Monday, February 19, 2007

Adventures in Urgent Care

Before my trip this last weekend I had to make a trip to Urgent Care. Now usually when I am not feeling well I will go ahead and live with the symptoms for a couple of days and then I will have to pretty much be convinced that I need to go to the doctor. However, there is an exception to this rule as with any rule....a bladder infection. Nothing will get me to call a doctor faster than seeing blood in my urine.....TMI?

Anyway, I woke up Friday morning the day we were to leave for our trip to horrendous pain....I mean screaming agony...OK...there will be no working today....I call in sick...call my doctor...she is out until Tuesday...but you can go to the local Urgent Care...for treatment....I'm told....

Now, I am sure every major city in America has an urgent care....if you are not familiar with these types of places allow me to describe them to you....they are the last place on earth you want to go to on a Friday morning. They are basically like a small emergency room without the emergency part thrown in. You could walk into one of these places....with your arm severed and you passing out from blood loss and they will tell you to take a number. So, the last place I wanted to be was Urgent Care, but I have a trip and I know that I will not survive if I don't get some drugs. So I wait and I wait and I wait and guess what....I wait some more....HOLY SHIT...I ever wait....3 flipping hours and guess what...another lady that was there after me got seen before I did....

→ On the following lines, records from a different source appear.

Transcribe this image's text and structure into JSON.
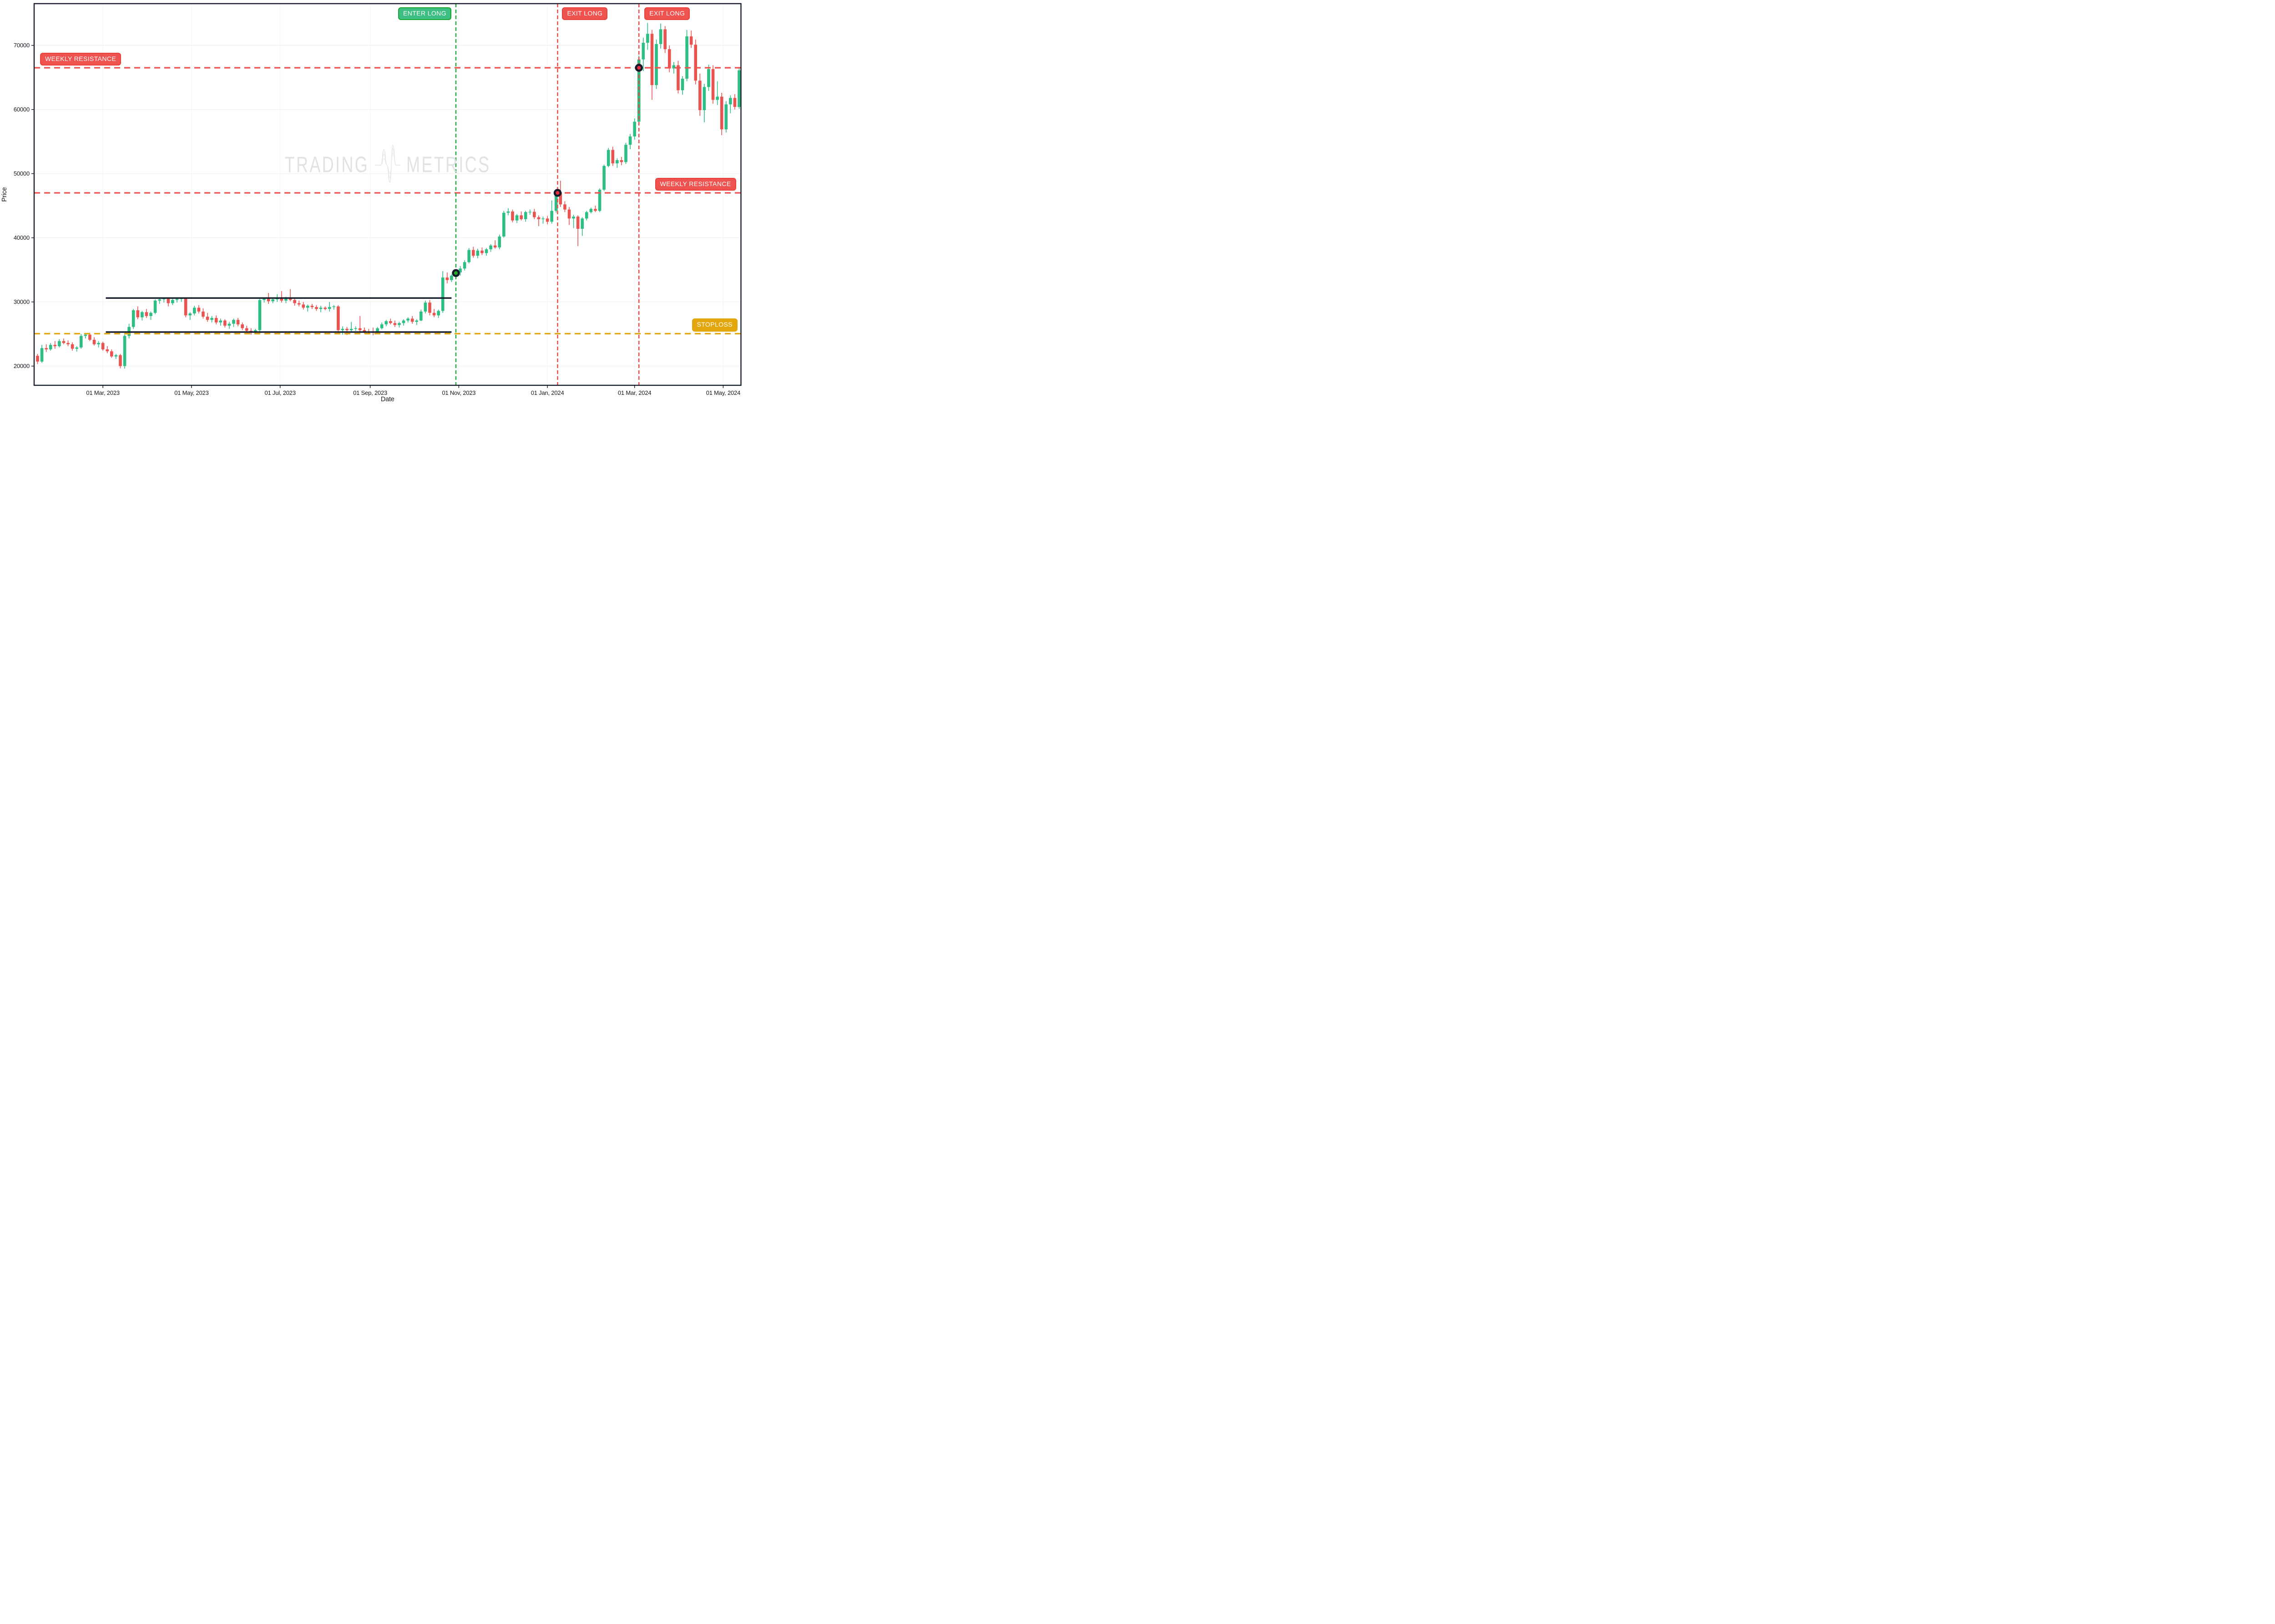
{
  "watermark": {
    "left": "TRADING",
    "right": "METRICS"
  },
  "axes": {
    "x_title": "Date",
    "y_title": "Price"
  },
  "chart_data": {
    "type": "candlestick",
    "xlabel": "Date",
    "ylabel": "Price",
    "ylim": [
      17000,
      76500
    ],
    "grid": true,
    "y_ticks": [
      20000,
      30000,
      40000,
      50000,
      60000,
      70000
    ],
    "x_ticks": [
      {
        "date": "2023-03-01",
        "label": "01 Mar, 2023"
      },
      {
        "date": "2023-05-01",
        "label": "01 May, 2023"
      },
      {
        "date": "2023-07-01",
        "label": "01 Jul, 2023"
      },
      {
        "date": "2023-09-01",
        "label": "01 Sep, 2023"
      },
      {
        "date": "2023-11-01",
        "label": "01 Nov, 2023"
      },
      {
        "date": "2024-01-01",
        "label": "01 Jan, 2024"
      },
      {
        "date": "2024-03-01",
        "label": "01 Mar, 2024"
      },
      {
        "date": "2024-05-01",
        "label": "01 May, 2024"
      }
    ],
    "colors": {
      "up": "#2dbe84",
      "down": "#ea5450",
      "dark": "#141b2a",
      "red_line": "#ef5350",
      "gold_line": "#e3a70d",
      "green_line": "#1ca83c",
      "red_vline": "#ef443e",
      "grid": "#efefef",
      "entry_marker": "#2aa62d",
      "exit_marker": "#e83043",
      "watermark": "#e2e2e2"
    },
    "start_date": "2023-01-15",
    "interval_days": 3,
    "candles_ohlc": [
      [
        21600,
        21900,
        20300,
        20700
      ],
      [
        20700,
        23300,
        20500,
        22800
      ],
      [
        22800,
        23400,
        22200,
        22600
      ],
      [
        22600,
        23600,
        22400,
        23300
      ],
      [
        23300,
        23900,
        22700,
        23100
      ],
      [
        23100,
        24200,
        22900,
        23900
      ],
      [
        23900,
        24300,
        23400,
        23600
      ],
      [
        23600,
        24000,
        23100,
        23400
      ],
      [
        23400,
        23700,
        22400,
        22700
      ],
      [
        22700,
        23100,
        22250,
        22900
      ],
      [
        22900,
        25000,
        22700,
        24700
      ],
      [
        24700,
        25100,
        24300,
        24900
      ],
      [
        24900,
        25200,
        23900,
        24100
      ],
      [
        24100,
        24500,
        23200,
        23400
      ],
      [
        23400,
        23900,
        22900,
        23600
      ],
      [
        23600,
        23800,
        22400,
        22600
      ],
      [
        22600,
        23100,
        22000,
        22300
      ],
      [
        22300,
        22600,
        21300,
        21500
      ],
      [
        21500,
        21900,
        21100,
        21700
      ],
      [
        21700,
        21900,
        19650,
        20000
      ],
      [
        20000,
        24900,
        19600,
        24700
      ],
      [
        24700,
        26600,
        24300,
        26100
      ],
      [
        26100,
        28900,
        25800,
        28700
      ],
      [
        28700,
        29300,
        27300,
        27600
      ],
      [
        27600,
        28600,
        27100,
        28400
      ],
      [
        28400,
        28900,
        27500,
        27800
      ],
      [
        27800,
        28500,
        27200,
        28300
      ],
      [
        28300,
        30400,
        28100,
        30200
      ],
      [
        30200,
        30700,
        29700,
        30400
      ],
      [
        30400,
        30650,
        29900,
        30500
      ],
      [
        30500,
        30600,
        29300,
        29800
      ],
      [
        29800,
        30600,
        29500,
        30300
      ],
      [
        30300,
        30650,
        29900,
        30450
      ],
      [
        30450,
        30700,
        30000,
        30550
      ],
      [
        30550,
        30600,
        27600,
        27900
      ],
      [
        27900,
        28400,
        27200,
        28200
      ],
      [
        28200,
        29400,
        27900,
        29100
      ],
      [
        29100,
        29500,
        28200,
        28500
      ],
      [
        28500,
        29000,
        27400,
        27700
      ],
      [
        27700,
        28300,
        26900,
        27200
      ],
      [
        27200,
        27800,
        26800,
        27500
      ],
      [
        27500,
        27900,
        26500,
        26800
      ],
      [
        26800,
        27400,
        26300,
        27100
      ],
      [
        27100,
        27300,
        26000,
        26300
      ],
      [
        26300,
        26900,
        25800,
        26600
      ],
      [
        26600,
        27400,
        26100,
        27200
      ],
      [
        27200,
        27500,
        26200,
        26500
      ],
      [
        26500,
        26800,
        25600,
        25900
      ],
      [
        25900,
        26300,
        25300,
        25500
      ],
      [
        25500,
        25900,
        24900,
        25300
      ],
      [
        25300,
        25800,
        24950,
        25600
      ],
      [
        25600,
        30500,
        25400,
        30300
      ],
      [
        30300,
        30700,
        29900,
        30500
      ],
      [
        30500,
        31400,
        29700,
        30100
      ],
      [
        30100,
        30600,
        29800,
        30400
      ],
      [
        30400,
        31200,
        30000,
        30600
      ],
      [
        30600,
        31700,
        29900,
        30200
      ],
      [
        30200,
        30800,
        29800,
        30500
      ],
      [
        30500,
        32000,
        30100,
        30300
      ],
      [
        30300,
        30600,
        29400,
        29800
      ],
      [
        29800,
        30200,
        29300,
        29600
      ],
      [
        29600,
        30000,
        28800,
        29100
      ],
      [
        29100,
        29600,
        28500,
        29400
      ],
      [
        29400,
        29700,
        28900,
        29200
      ],
      [
        29200,
        29500,
        28600,
        28900
      ],
      [
        28900,
        29400,
        28400,
        29100
      ],
      [
        29100,
        29300,
        28700,
        28900
      ],
      [
        28900,
        30000,
        28500,
        29200
      ],
      [
        29200,
        29500,
        28800,
        29300
      ],
      [
        29300,
        29500,
        25100,
        25600
      ],
      [
        25600,
        26200,
        24900,
        25800
      ],
      [
        25800,
        26100,
        24850,
        25600
      ],
      [
        25600,
        26900,
        25400,
        25800
      ],
      [
        25800,
        26200,
        25500,
        25900
      ],
      [
        25900,
        27800,
        25400,
        25600
      ],
      [
        25600,
        26000,
        25100,
        25400
      ],
      [
        25400,
        25800,
        25000,
        25300
      ],
      [
        25300,
        26000,
        24800,
        25200
      ],
      [
        25200,
        26100,
        25100,
        25900
      ],
      [
        25900,
        26800,
        25700,
        26500
      ],
      [
        26500,
        27200,
        26200,
        27000
      ],
      [
        27000,
        27400,
        26500,
        26700
      ],
      [
        26700,
        27100,
        26100,
        26400
      ],
      [
        26400,
        26900,
        26000,
        26700
      ],
      [
        26700,
        27300,
        26300,
        27100
      ],
      [
        27100,
        27600,
        26800,
        27400
      ],
      [
        27400,
        27800,
        26600,
        26900
      ],
      [
        26900,
        27300,
        26400,
        27100
      ],
      [
        27100,
        28800,
        27000,
        28500
      ],
      [
        28500,
        30200,
        28200,
        29900
      ],
      [
        29900,
        30300,
        27900,
        28300
      ],
      [
        28300,
        28900,
        27600,
        27900
      ],
      [
        27900,
        28800,
        27500,
        28600
      ],
      [
        28600,
        34800,
        28300,
        33800
      ],
      [
        33800,
        34600,
        32900,
        33400
      ],
      [
        33400,
        34300,
        33100,
        34100
      ],
      [
        34100,
        35000,
        33800,
        34600
      ],
      [
        34600,
        35600,
        34100,
        35200
      ],
      [
        35200,
        36500,
        34900,
        36200
      ],
      [
        36200,
        38400,
        36000,
        38100
      ],
      [
        38100,
        38600,
        36900,
        37200
      ],
      [
        37200,
        38300,
        36800,
        38000
      ],
      [
        38000,
        38500,
        37300,
        37600
      ],
      [
        37600,
        38400,
        37200,
        38200
      ],
      [
        38200,
        39000,
        37800,
        38800
      ],
      [
        38800,
        39600,
        38300,
        38500
      ],
      [
        38500,
        40500,
        38200,
        40200
      ],
      [
        40200,
        44200,
        40000,
        43900
      ],
      [
        43900,
        44600,
        43500,
        44100
      ],
      [
        44100,
        44400,
        42400,
        42700
      ],
      [
        42700,
        43700,
        42300,
        43500
      ],
      [
        43500,
        44100,
        42700,
        42900
      ],
      [
        42900,
        44200,
        42500,
        44000
      ],
      [
        44000,
        44400,
        43600,
        44050
      ],
      [
        44050,
        44500,
        42900,
        43200
      ],
      [
        43200,
        43500,
        41800,
        42900
      ],
      [
        42900,
        43300,
        42200,
        43000
      ],
      [
        43000,
        43400,
        42100,
        42500
      ],
      [
        42500,
        45800,
        42200,
        44200
      ],
      [
        44200,
        47500,
        43900,
        47100
      ],
      [
        47100,
        48900,
        44800,
        45200
      ],
      [
        45200,
        45700,
        44000,
        44400
      ],
      [
        44400,
        44800,
        42000,
        43000
      ],
      [
        43000,
        43600,
        41500,
        43300
      ],
      [
        43300,
        43500,
        38700,
        41400
      ],
      [
        41400,
        43200,
        40300,
        43000
      ],
      [
        43000,
        44200,
        42700,
        44000
      ],
      [
        44000,
        44700,
        43800,
        44500
      ],
      [
        44500,
        45000,
        44000,
        44200
      ],
      [
        44200,
        47700,
        44000,
        47500
      ],
      [
        47500,
        51400,
        47300,
        51200
      ],
      [
        51200,
        54000,
        51000,
        53700
      ],
      [
        53700,
        54200,
        51200,
        51600
      ],
      [
        51600,
        52400,
        50900,
        52100
      ],
      [
        52100,
        52600,
        51300,
        51800
      ],
      [
        51800,
        54800,
        51500,
        54500
      ],
      [
        54500,
        56200,
        53800,
        55800
      ],
      [
        55800,
        58600,
        55300,
        58100
      ],
      [
        58100,
        68400,
        57700,
        67800
      ],
      [
        67800,
        71200,
        66000,
        70400
      ],
      [
        70400,
        73500,
        69300,
        71800
      ],
      [
        71800,
        72400,
        61500,
        63800
      ],
      [
        63800,
        70900,
        63200,
        70200
      ],
      [
        70200,
        73400,
        69500,
        72500
      ],
      [
        72500,
        73000,
        68800,
        69400
      ],
      [
        69400,
        70000,
        65800,
        66400
      ],
      [
        66400,
        67400,
        65600,
        66900
      ],
      [
        66900,
        67600,
        62500,
        63000
      ],
      [
        63000,
        65200,
        62300,
        64800
      ],
      [
        64800,
        72400,
        64400,
        71400
      ],
      [
        71400,
        72300,
        69600,
        70100
      ],
      [
        70100,
        70900,
        63900,
        64500
      ],
      [
        64500,
        65600,
        59000,
        59900
      ],
      [
        59900,
        64000,
        58000,
        63500
      ],
      [
        63500,
        67000,
        62900,
        66300
      ],
      [
        66300,
        66900,
        60900,
        61500
      ],
      [
        61500,
        64400,
        60700,
        62000
      ],
      [
        62000,
        62600,
        56000,
        56900
      ],
      [
        56900,
        61300,
        56400,
        60800
      ],
      [
        60800,
        62200,
        59400,
        61800
      ],
      [
        61800,
        62400,
        60000,
        60400
      ],
      [
        60400,
        66400,
        60100,
        66100
      ]
    ],
    "hlines": [
      {
        "id": "weekly_resistance_1",
        "y": 66500,
        "color": "red",
        "label": "WEEKLY RESISTANCE",
        "label_side": "left"
      },
      {
        "id": "weekly_resistance_2",
        "y": 47000,
        "color": "red",
        "label": "WEEKLY RESISTANCE",
        "label_side": "right"
      },
      {
        "id": "stoploss",
        "y": 25050,
        "color": "gold",
        "label": "STOPLOSS",
        "label_side": "right"
      }
    ],
    "segments": [
      {
        "id": "resistance_level",
        "y": 30600,
        "date_start": "2023-03-03",
        "date_end": "2023-10-27"
      },
      {
        "id": "support_level",
        "y": 25300,
        "date_start": "2023-03-03",
        "date_end": "2023-10-27"
      }
    ],
    "vlines": [
      {
        "id": "enter_long",
        "date": "2023-10-30",
        "color": "green",
        "label": "ENTER LONG",
        "label_side": "left"
      },
      {
        "id": "exit_long_1",
        "date": "2024-01-08",
        "color": "red",
        "label": "EXIT LONG",
        "label_side": "right"
      },
      {
        "id": "exit_long_2",
        "date": "2024-03-04",
        "color": "red",
        "label": "EXIT LONG",
        "label_side": "right"
      }
    ],
    "markers": [
      {
        "id": "entry_marker",
        "date": "2023-10-30",
        "y": 34500,
        "kind": "entry"
      },
      {
        "id": "exit_marker_1",
        "date": "2024-01-08",
        "y": 47000,
        "kind": "exit"
      },
      {
        "id": "exit_marker_2",
        "date": "2024-03-04",
        "y": 66500,
        "kind": "exit"
      }
    ],
    "annotations": {
      "weekly_resistance_1": {
        "label": "WEEKLY RESISTANCE"
      },
      "weekly_resistance_2": {
        "label": "WEEKLY RESISTANCE"
      },
      "stoploss": {
        "label": "STOPLOSS"
      },
      "enter_long": {
        "label": "ENTER LONG"
      },
      "exit_long_1": {
        "label": "EXIT LONG"
      },
      "exit_long_2": {
        "label": "EXIT LONG"
      }
    }
  }
}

I don't know how many of you have ever had to suffer from a bladder infection, but let me tell you .....they are not a walk in the park. They hurt all the time until you can at last take a little brown pill that turns your urine a florescent shade of orange...that the astronauts can see from outer space....then you find relief....but guess what...you can not take this miracle pill until....you guessed it....you pee in a cup.....try being 200th in line to pee in a damn cup....come on people....

So I finally get back to see the doctor and she insists that I have some other sort of infection, Chlamydia, gonorrhea, syphilis….Lady I know that your day is spent picking up snotty rags and listening to old/under privileged people tell you about every ache and pain, but unless someone crawled into my bed, slept with me or my husband without our knowledge (not including the alien probes we had a few months ago…lol) I am pretty damn well certain I don’t have any of those things…..oh…but we must check…so to get 24 little white pills of Cipro to cure my bladder infection I had to endure a pap smear, a blood test and some sort of scrap of my check…I guess that want to determine if I am the mother of Anna Nicole’s baby…..

BTW…I am feeling much better!

3 comments:

Erin said...

oh man that totally sucks! I'm glad you're feeling better though!

Anonymous said...

That's horrible!

I got one at work once, sudden;y I was peeing blood. Damn it was difficult to get home. It took about two hours, I had to walk from work to the bus stop (two toilet breaks) I ended up getting a cab to the station then I had to sit on the train for 45 minutes. Thankfully I work with doctors, one of them just swiped me some antibiotics.

Another time I was on camp (leading children) it kept me awake but I didn't know if I should wake anyone else (hubby was in a cabin with another guy leader) so I sat outside in my sleeping bag.

Glad you're feeling better :)

lioux said...

I hate these types of places.

Urgent Care, my a@#!

One of my BFF's just went to have a recheck on finger he had cut pretty badly and he ended up wasting an hour to just to see the doctor and essentially spent (with his co-pay) $15.00 for a Band-Aid®™©™.